As we meet Dr. Henry Steadman, a successful Boca Raton plastic surgeon and owner of several pain management clinics, he is trying to find the Jacksonville hotel where he will be the featured speaker at a medical conference. Sheriff’s deputies stop him for a minor infraction, then bully and threaten him as if he were a major criminal and security risk. Soon he hears gunfire and sees a dead police officer. Worse, people are shooting at him. Fleeing to save his life, Steadman is totally disoriented. He can’t believe this is happening. Or why.
Suddenly, he is a wanted man. A policeman is dead, and the Jacksonville Sheriff’s Office has already, it seems, tried and convicted Steadman. The police ignore his explanations and ignore evidence pointing to his innocence.
Meet Amanda Hofer. Sometime before Steadman’s ordeal begins, she has the worst day of her life. Late for work and strung out on pills, she loses control of her car and ends the lives of a young mother and child. Belligerent when coherent, she is locked up and before long finds herself sentenced to 20 years. Her father Vance, a former policeman turned chronic loser, sees Amanda as a victim. Her life, like his own, is a case history in how the haves exploit and undermine the have-nots. And he’s going to hold someone accountable.
Vance Hofer has made Steadman, whose clinics prescribe the kind of drugs Amanda is addicted to, the target of his vengeance. He vows to make Steadman suffer as he has suffered. Steadman must lose a daughter as he has lost a daughter. Hofer kidnaps and tortures Steadman’s daughter, who is nearly the same age as Amanda, and controls the doctor’s behavior through this leverage. He won’t let Steadman turn himself in. If Hofer hears that the police are involved in the case or have any knowledge of Steadman’s daughter’s disappearance, she will be tortured to death.

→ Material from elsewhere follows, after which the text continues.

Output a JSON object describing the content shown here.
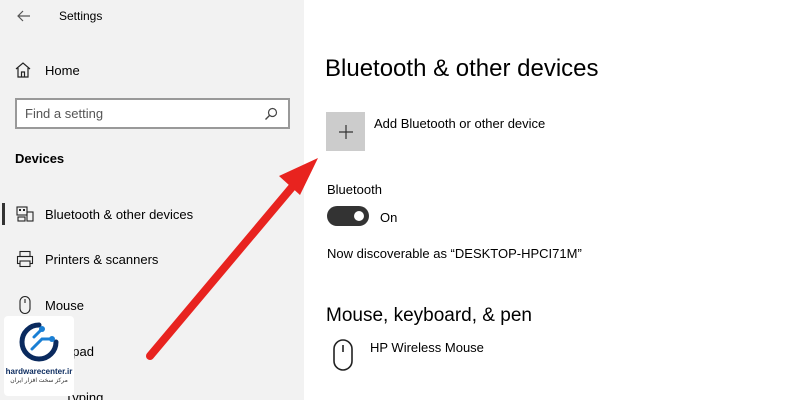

Henry Steadman is a desperate man. He struggles to find a way to rescue his daughter, and he is nearing a complete breakdown. Enter Carrie Holmes, a valiant woman dealing with her own life-altering tragedies. She has returned from a leave of absence from her Community Relations job with the Jacksonville Sheriff’s Office following the death of her husband and a life-threatening injury to her son. Unlike her colleagues, she hears the logic in Steadman’s explanation and questions, and she feels the desperation in his voice. Holmes begins to believe Steadman was set up in the police shooting — that the whole scene near the Jacksonville hotel was staged.